Despite its small size, the PM seems to be clinically significant in some medical issues (Freeman et al. 2008; van Sterkenburg et al. 2011a, b; Alfredson 2011; Rohilla et al. 2013; Spang et al. 2013; Alfredson and Spang 2017; Olewnik et al. 2018b; Vlaic et al. 2019). As it has little importance in lower limb movements and possesses a long, thin tendon, it is considered appropriate grafting material for reconstructions of other anatomical structures, such as the anterior talofibular ligament, the calcaneofibular ligament and some of the muscle tendons of the upper limb (Simpson et al. 1991; Pagenstert et al. 2005; Kotian et al. 2013). The type of the tendon examined in our present case may serve as a source of confusion during harvesting procedures because of its complexity. Furthermore, rupture of the PM can imitate deep vein thrombosis, and the two conditions require differentiation by ultrasound examination (Rohilla et al. 2013).

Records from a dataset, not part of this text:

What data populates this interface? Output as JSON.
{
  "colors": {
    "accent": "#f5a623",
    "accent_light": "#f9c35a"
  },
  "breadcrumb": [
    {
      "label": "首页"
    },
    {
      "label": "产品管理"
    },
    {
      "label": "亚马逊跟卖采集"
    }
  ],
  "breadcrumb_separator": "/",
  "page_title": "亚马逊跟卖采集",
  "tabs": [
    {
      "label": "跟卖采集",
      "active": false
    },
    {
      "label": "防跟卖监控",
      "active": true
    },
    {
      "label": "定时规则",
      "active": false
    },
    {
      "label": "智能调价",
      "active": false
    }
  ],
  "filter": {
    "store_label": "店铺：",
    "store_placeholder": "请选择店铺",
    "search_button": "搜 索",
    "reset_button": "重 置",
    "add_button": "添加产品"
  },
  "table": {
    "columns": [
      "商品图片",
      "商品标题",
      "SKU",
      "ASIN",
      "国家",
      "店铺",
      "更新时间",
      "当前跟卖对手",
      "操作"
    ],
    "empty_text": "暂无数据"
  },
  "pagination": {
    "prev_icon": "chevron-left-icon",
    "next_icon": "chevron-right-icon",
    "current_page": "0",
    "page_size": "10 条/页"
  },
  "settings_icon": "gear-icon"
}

Tendinopathy of the calcaneal tendon is a difficult disorder to treat (van Sterkenburg et al. 2011a, b; Alfredson 2011; Spang et al. 2013; Olewnik et al. 2017a, b; Alfredson and Spang 2017), typically due to the miscomprehension of its etiopathogenesis. One of its recognized symptoms is the presence of chronic pain within the calcaneal tendon. It is typically associated with athletes, but it can also arise in inactive patients.

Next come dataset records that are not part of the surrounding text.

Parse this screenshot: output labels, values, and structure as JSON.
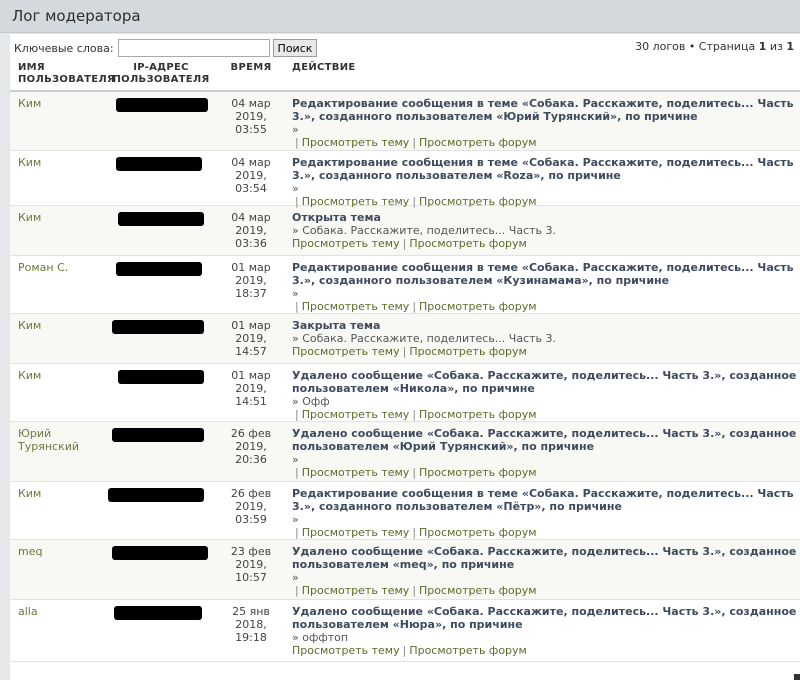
{
  "page_title": "Лог модератора",
  "search": {
    "label": "Ключевые слова:",
    "value": "",
    "button": "Поиск"
  },
  "pager": {
    "count_text": "30 логов • Страница",
    "current": "1",
    "of": "из",
    "total": "1"
  },
  "columns": {
    "user": "ИМЯ ПОЛЬЗОВАТЕЛЯ",
    "ip": "IP-АДРЕС ПОЛЬЗОВАТЕЛЯ",
    "time": "ВРЕМЯ",
    "action": "ДЕЙСТВИЕ"
  },
  "links": {
    "view_topic": "Просмотреть тему",
    "view_forum": "Просмотреть форум"
  },
  "rows": [
    {
      "user": "Ким",
      "date": "04 мар",
      "year": "2019,",
      "clock": "03:55",
      "action": "Редактирование сообщения в теме «Собака. Расскажите, поделитесь... Часть 3.», созданного пользователем «Юрий Турянский», по причине",
      "reason": "»",
      "lead_sep": true
    },
    {
      "user": "Ким",
      "date": "04 мар",
      "year": "2019,",
      "clock": "03:54",
      "action": "Редактирование сообщения в теме «Собака. Расскажите, поделитесь... Часть 3.», созданного пользователем «Roza», по причине",
      "reason": "»",
      "lead_sep": true
    },
    {
      "user": "Ким",
      "date": "04 мар",
      "year": "2019,",
      "clock": "03:36",
      "action": "Открыта тема",
      "reason": "» Собака. Расскажите, поделитесь... Часть 3.",
      "lead_sep": false
    },
    {
      "user": "Роман С.",
      "date": "01 мар",
      "year": "2019,",
      "clock": "18:37",
      "action": "Редактирование сообщения в теме «Собака. Расскажите, поделитесь... Часть 3.», созданного пользователем «Кузинамама», по причине",
      "reason": "»",
      "lead_sep": true
    },
    {
      "user": "Ким",
      "date": "01 мар",
      "year": "2019,",
      "clock": "14:57",
      "action": "Закрыта тема",
      "reason": "» Собака. Расскажите, поделитесь... Часть 3.",
      "lead_sep": false
    },
    {
      "user": "Ким",
      "date": "01 мар",
      "year": "2019,",
      "clock": "14:51",
      "action": "Удалено сообщение «Собака. Расскажите, поделитесь... Часть 3.», созданное пользователем «Никола», по причине",
      "reason": "» Офф",
      "lead_sep": true
    },
    {
      "user": "Юрий Турянский",
      "date": "26 фев",
      "year": "2019,",
      "clock": "20:36",
      "action": "Удалено сообщение «Собака. Расскажите, поделитесь... Часть 3.», созданное пользователем «Юрий Турянский», по причине",
      "reason": "»",
      "lead_sep": true
    },
    {
      "user": "Ким",
      "date": "26 фев",
      "year": "2019,",
      "clock": "03:59",
      "action": "Редактирование сообщения в теме «Собака. Расскажите, поделитесь... Часть 3.», созданного пользователем «Пётр», по причине",
      "reason": "»",
      "lead_sep": true
    },
    {
      "user": "meq",
      "date": "23 фев",
      "year": "2019,",
      "clock": "10:57",
      "action": "Удалено сообщение «Собака. Расскажите, поделитесь... Часть 3.», созданное пользователем «meq», по причине",
      "reason": "»",
      "lead_sep": true
    },
    {
      "user": "alla",
      "date": "25 янв",
      "year": "2018,",
      "clock": "19:18",
      "action": "Удалено сообщение «Собака. Расскажите, поделитесь... Часть 3.», созданное пользователем «Нюра», по причине",
      "reason": "» оффтоп",
      "lead_sep": false
    }
  ]
}
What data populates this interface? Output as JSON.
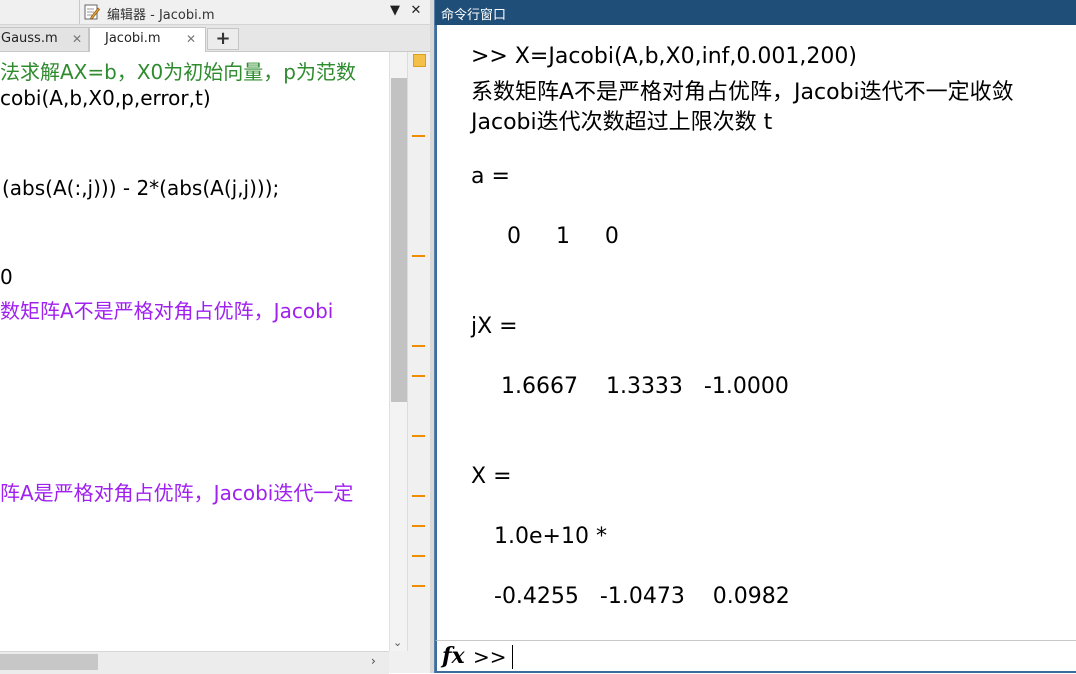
{
  "editor": {
    "title": "编辑器 - Jacobi.m",
    "tabs": [
      {
        "label": "Gauss.m",
        "close": "✕"
      },
      {
        "label": "Jacobi.m",
        "close": "✕"
      }
    ],
    "add_tab": "+",
    "menu_glyph": "▼",
    "close_glyph": "✕",
    "code_lines": [
      "法求解AX=b，X0为初始向量，p为范数",
      "cobi(A,b,X0,p,error,t)",
      "(abs(A(:,j))) - 2*(abs(A(j,j)));",
      "0",
      "数矩阵A不是严格对角占优阵，Jacobi",
      "阵A是严格对角占优阵，Jacobi迭代一定"
    ],
    "scroll_down_glyph": "⌄",
    "scroll_right_glyph": "›"
  },
  "command_window": {
    "title": "命令行窗口",
    "lines": [
      ">> X=Jacobi(A,b,X0,inf,0.001,200)",
      "系数矩阵A不是严格对角占优阵，Jacobi迭代不一定收敛",
      "Jacobi迭代次数超过上限次数 t",
      "a =",
      "0     1     0",
      "jX =",
      "1.6667    1.3333   -1.0000",
      "X =",
      "1.0e+10 *",
      "-0.4255   -1.0473    0.0982"
    ],
    "fx_label": "fx",
    "prompt": ">>"
  },
  "colors": {
    "comment": "#2e8b2e",
    "string": "#a020f0",
    "titlebar": "#1f4e79",
    "marker": "#f08c00"
  }
}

In addition, Achilles tendinopathy has also been reported to be influenced by the course of the PT (van Sterkenburg et al. 2011a; Alfredson 2011; Spang et al. 2013; Ballal et al. 2014; Mao et al. 2015; Alfredson and Spang 2017). The closest relationship between the PT and the AT was observed at the level of the mid-portion of the AT (van Sterkenburg et al. 2011b). According to Alfredson et al. (Alfredson 2011), in the majority of patients, the pain related to this issue was located 2–7 cm above the calcaneal tuberosity, on the medial side. It has to be emphasized that a direct merge between the presenting PT and AT was identified at an altitude of 44.01 mm (the mid-portion) above the calcaneal tuberosity and anteromedial to the AT. Hence, it is crucial for clinicians to be more aware of the possible variations of the PT, and be prepared to identify such ‘rare’ connections during the diagnosis and treatment of Achilles tendinopathy.

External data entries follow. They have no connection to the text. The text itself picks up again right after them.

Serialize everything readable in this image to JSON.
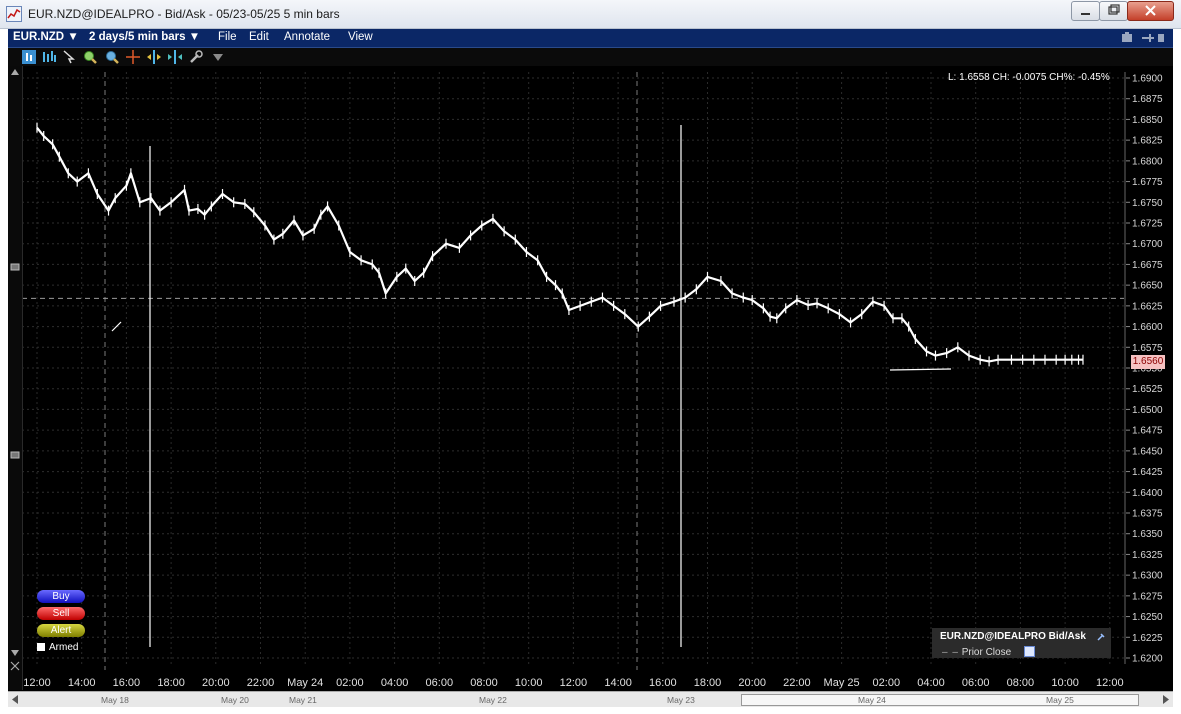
{
  "window": {
    "title": "EUR.NZD@IDEALPRO - Bid/Ask - 05/23-05/25  5 min bars"
  },
  "menubar": {
    "symbol": "EUR.NZD",
    "period": "2 days/5 min bars",
    "items": [
      {
        "label": "File"
      },
      {
        "label": "Edit"
      },
      {
        "label": "Annotate"
      },
      {
        "label": "View"
      }
    ]
  },
  "toolbar": {
    "icons": [
      "chart-type-icon",
      "bar-chart-icon",
      "cursor-icon",
      "zoom-in-icon",
      "zoom-out-icon",
      "crosshair-icon",
      "pan-icon",
      "fit-icon",
      "settings-icon",
      "dropdown-icon"
    ]
  },
  "stats": {
    "text": "L: 1.6558 CH: -0.0075 CH%: -0.45%"
  },
  "current_price": {
    "label": "1.6560",
    "value": 1.656
  },
  "order_buttons": {
    "buy": "Buy",
    "sell": "Sell",
    "alert": "Alert",
    "armed": "Armed"
  },
  "legend": {
    "title": "EUR.NZD@IDEALPRO Bid/Ask",
    "prior_close": "Prior Close"
  },
  "scrollbar": {
    "labels": [
      "May 18",
      "May 20",
      "May 21",
      "May 22",
      "May 23",
      "May 24",
      "May 25"
    ]
  },
  "colors": {
    "background": "#000000",
    "price": "#ffffff",
    "grid": "#4a4a4a",
    "menubar": "#0b2766",
    "current_price_bg": "#f6c2c2"
  },
  "chart_data": {
    "type": "line",
    "title": "",
    "xlabel": "",
    "ylabel": "",
    "ylim": [
      1.62,
      1.69
    ],
    "yticks": [
      1.62,
      1.6225,
      1.625,
      1.6275,
      1.63,
      1.6325,
      1.635,
      1.6375,
      1.64,
      1.6425,
      1.645,
      1.6475,
      1.65,
      1.6525,
      1.655,
      1.6575,
      1.66,
      1.6625,
      1.665,
      1.6675,
      1.67,
      1.6725,
      1.675,
      1.6775,
      1.68,
      1.6825,
      1.685,
      1.6875,
      1.69
    ],
    "x_labels": [
      "12:00",
      "14:00",
      "16:00",
      "18:00",
      "20:00",
      "22:00",
      "May 24",
      "02:00",
      "04:00",
      "06:00",
      "08:00",
      "10:00",
      "12:00",
      "14:00",
      "16:00",
      "18:00",
      "20:00",
      "22:00",
      "May 25",
      "02:00",
      "04:00",
      "06:00",
      "08:00",
      "10:00",
      "12:00"
    ],
    "x_range_hours": [
      0,
      48
    ],
    "x": [
      0.0,
      0.3,
      0.7,
      1.0,
      1.4,
      1.8,
      2.3,
      2.7,
      3.2,
      3.5,
      4.0,
      4.2,
      4.6,
      5.1,
      5.5,
      6.0,
      6.6,
      6.8,
      7.2,
      7.5,
      7.8,
      8.3,
      8.8,
      9.3,
      9.7,
      10.2,
      10.6,
      11.0,
      11.5,
      11.9,
      12.4,
      12.7,
      13.0,
      13.5,
      14.0,
      14.5,
      15.0,
      15.3,
      15.6,
      16.1,
      16.5,
      16.9,
      17.3,
      17.7,
      18.3,
      18.9,
      19.4,
      19.9,
      20.4,
      20.9,
      21.4,
      21.9,
      22.4,
      22.8,
      23.2,
      23.5,
      23.8,
      24.3,
      24.8,
      25.3,
      25.8,
      26.3,
      26.9,
      27.4,
      27.9,
      28.5,
      29.0,
      29.5,
      30.0,
      30.6,
      31.1,
      31.6,
      32.0,
      32.5,
      32.8,
      33.1,
      33.5,
      34.0,
      34.5,
      34.9,
      35.4,
      35.9,
      36.4,
      36.9,
      37.4,
      37.9,
      38.3,
      38.7,
      39.0,
      39.3,
      39.8,
      40.2,
      40.7,
      41.2,
      41.7,
      42.2,
      42.6,
      43.0,
      43.6,
      44.1,
      44.6,
      45.1,
      45.6,
      46.0,
      46.3,
      46.6,
      46.8
    ],
    "series": [
      {
        "values": [
          1.684,
          1.683,
          1.682,
          1.6805,
          1.6785,
          1.6775,
          1.6785,
          1.676,
          1.674,
          1.6755,
          1.677,
          1.6785,
          1.675,
          1.6755,
          1.674,
          1.675,
          1.6765,
          1.674,
          1.6742,
          1.6735,
          1.6745,
          1.676,
          1.675,
          1.6748,
          1.6738,
          1.6722,
          1.6705,
          1.6712,
          1.6728,
          1.671,
          1.6718,
          1.6735,
          1.6745,
          1.6722,
          1.669,
          1.668,
          1.6675,
          1.6665,
          1.664,
          1.666,
          1.667,
          1.6655,
          1.6665,
          1.6685,
          1.67,
          1.6695,
          1.671,
          1.6722,
          1.673,
          1.6715,
          1.6705,
          1.669,
          1.668,
          1.666,
          1.665,
          1.664,
          1.662,
          1.6625,
          1.663,
          1.6635,
          1.6625,
          1.6615,
          1.66,
          1.6612,
          1.6625,
          1.663,
          1.6635,
          1.6645,
          1.666,
          1.6655,
          1.664,
          1.6635,
          1.6632,
          1.6622,
          1.6612,
          1.661,
          1.6622,
          1.6632,
          1.6626,
          1.6628,
          1.6622,
          1.6615,
          1.6605,
          1.6615,
          1.663,
          1.6625,
          1.661,
          1.661,
          1.66,
          1.6585,
          1.657,
          1.6565,
          1.6568,
          1.6575,
          1.6565,
          1.656,
          1.6558,
          1.656,
          1.656,
          1.656,
          1.656,
          1.656,
          1.656,
          1.656,
          1.656,
          1.656,
          1.656
        ]
      }
    ],
    "grid": true,
    "prior_close": 1.6634
  }
}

Although the presented case was examined reliably and describes an attractive anatomical anomaly, it does include few limitations. The proposal that the course of the PT may cause the tendinopathy of the calcaneal tendon is only based on the assumptions and speculation derived from the previous studies. Further and more clinical studies are needed to identify such cases with a direct connection between the two tendons and subject them to deeper analysis. Nevertheless, our findings may serve as a base for future studies by indicating that such merges are possible.

Conclusion

Our study illustrates the high tendency to variability of the plantaris tendon by describing a highly complex insertion comprising four distinct attachments. It is proposed as a new type VII—‘rare cases’ the plantaris muscle distal attachment and demonstrates a direct, tendinous connection with the Achilles tendon. Considering such intricacy and its relationship with the calcaneal tendon, it may influence the development of mid-portion Achilles tendinopathy and represent a source of confusion during harvesting procedures. Such knowledge may be of value for clinicians treating Achilles tendinopathy and scientists researching the relationship between this medical problem and the plantaris tendon.